Only Sara couldn't figure out why she had that delirious feeling now. Whenever she tried to think about it, she couldn't hold onto the thoughts. And yet she didn't seem to have any problem at all holding onto the random thoughts in her head.

And right now, she was thinking that she shouldn't be swimming alone. It was dangerous; you should always have a partner.

Such an odd thought, but as she'd learned in the sixth grade, those random thoughts could be the most important, so she tried to follow it.

She couldn't quite force her eyes open to look for a swimming partner, so she tried to feel around with the one hand that seemed capable of movement.

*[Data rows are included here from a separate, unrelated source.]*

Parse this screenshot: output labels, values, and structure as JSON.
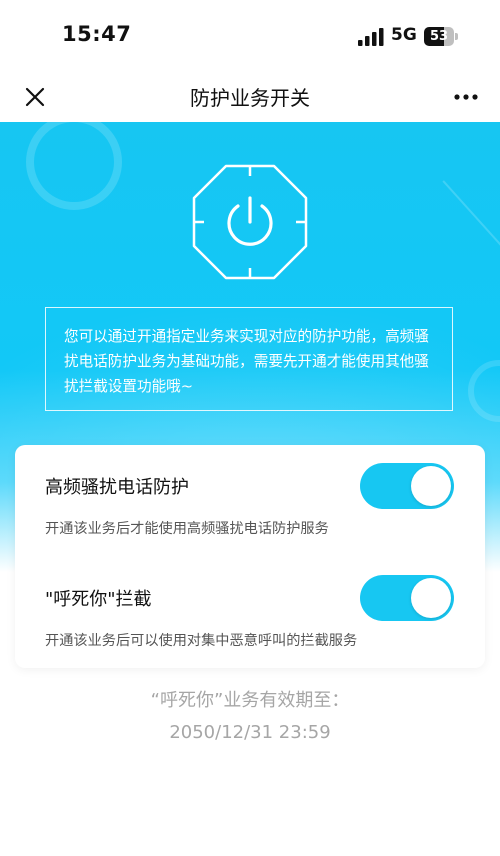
{
  "status_bar": {
    "time": "15:47",
    "network": "5G",
    "battery_level": "53",
    "icons": [
      "signal-bars-icon",
      "battery-icon"
    ]
  },
  "nav": {
    "title": "防护业务开关",
    "close_icon": "close-icon",
    "more_icon": "more-dots-icon"
  },
  "hero": {
    "emblem_icon": "power-shield-icon",
    "description": "您可以通过开通指定业务来实现对应的防护功能，高频骚扰电话防护业务为基础功能，需要先开通才能使用其他骚扰拦截设置功能哦~"
  },
  "services": [
    {
      "title": "高频骚扰电话防护",
      "description": "开通该业务后才能使用高频骚扰电话防护服务",
      "enabled": true
    },
    {
      "title": "\"呼死你\"拦截",
      "description": "开通该业务后可以使用对集中恶意呼叫的拦截服务",
      "enabled": true
    }
  ],
  "validity": {
    "label": "“呼死你”业务有效期至：",
    "date": "2050/12/31 23:59"
  },
  "colors": {
    "accent": "#17c7f2",
    "text_primary": "#111111",
    "text_secondary": "#555555",
    "text_muted": "#a6a6a6"
  }
}
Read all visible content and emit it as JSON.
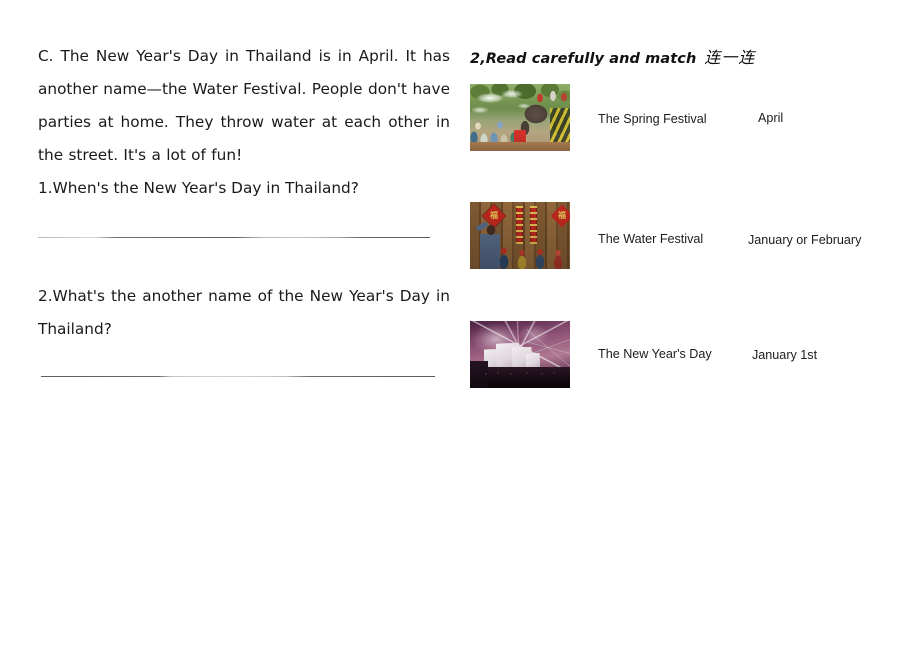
{
  "document": {
    "reading": {
      "passage_label": "C.",
      "passage_text": "C. The New Year's Day in Thailand is in April. It has another name—the Water Festival. People don't have parties at home. They throw water at each other in the street. It's a lot of fun!",
      "questions": [
        {
          "number": "1.",
          "text": "1.When's the New Year's Day in Thailand?"
        },
        {
          "number": "2.",
          "text": "2.What's the another name of the New Year's Day in Thailand?"
        }
      ]
    },
    "matching": {
      "section_number": "2,",
      "section_title_en": "2,Read carefully and match",
      "section_title_cn": "连一连",
      "rows": [
        {
          "photo_name": "water-festival-photo",
          "photo_alt": "Crowd spraying water with elephants at the Songkran Water Festival",
          "festival_label": "The Spring Festival",
          "date_label": "April"
        },
        {
          "photo_name": "spring-festival-photo",
          "photo_alt": "Person hanging red fu couplets on a wooden door with children watching",
          "festival_label": "The Water Festival",
          "date_label": "January or February"
        },
        {
          "photo_name": "new-years-fireworks-photo",
          "photo_alt": "Fireworks over the Sydney Opera House on New Year's Eve",
          "festival_label": "The New Year's Day",
          "date_label": "January 1st"
        }
      ],
      "fu_character": "福"
    }
  }
}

Her fist curled around dirt or . . . not dirt exactly. More like mud, or highly saturated sand. Sand . . . was she at the beach maybe? No, she couldn't be, because that wasn't salt water. If it was, it would be burning those cuts. Cuts . . . that came from where? Suddenly, Sara was in a lot of pain. She couldn't remember what had happened, but she knew it had been bad, and the water was starting to accumulate in the small space around her.

And once again, Sara Sidle was fighting to stay on the right side of the numbers.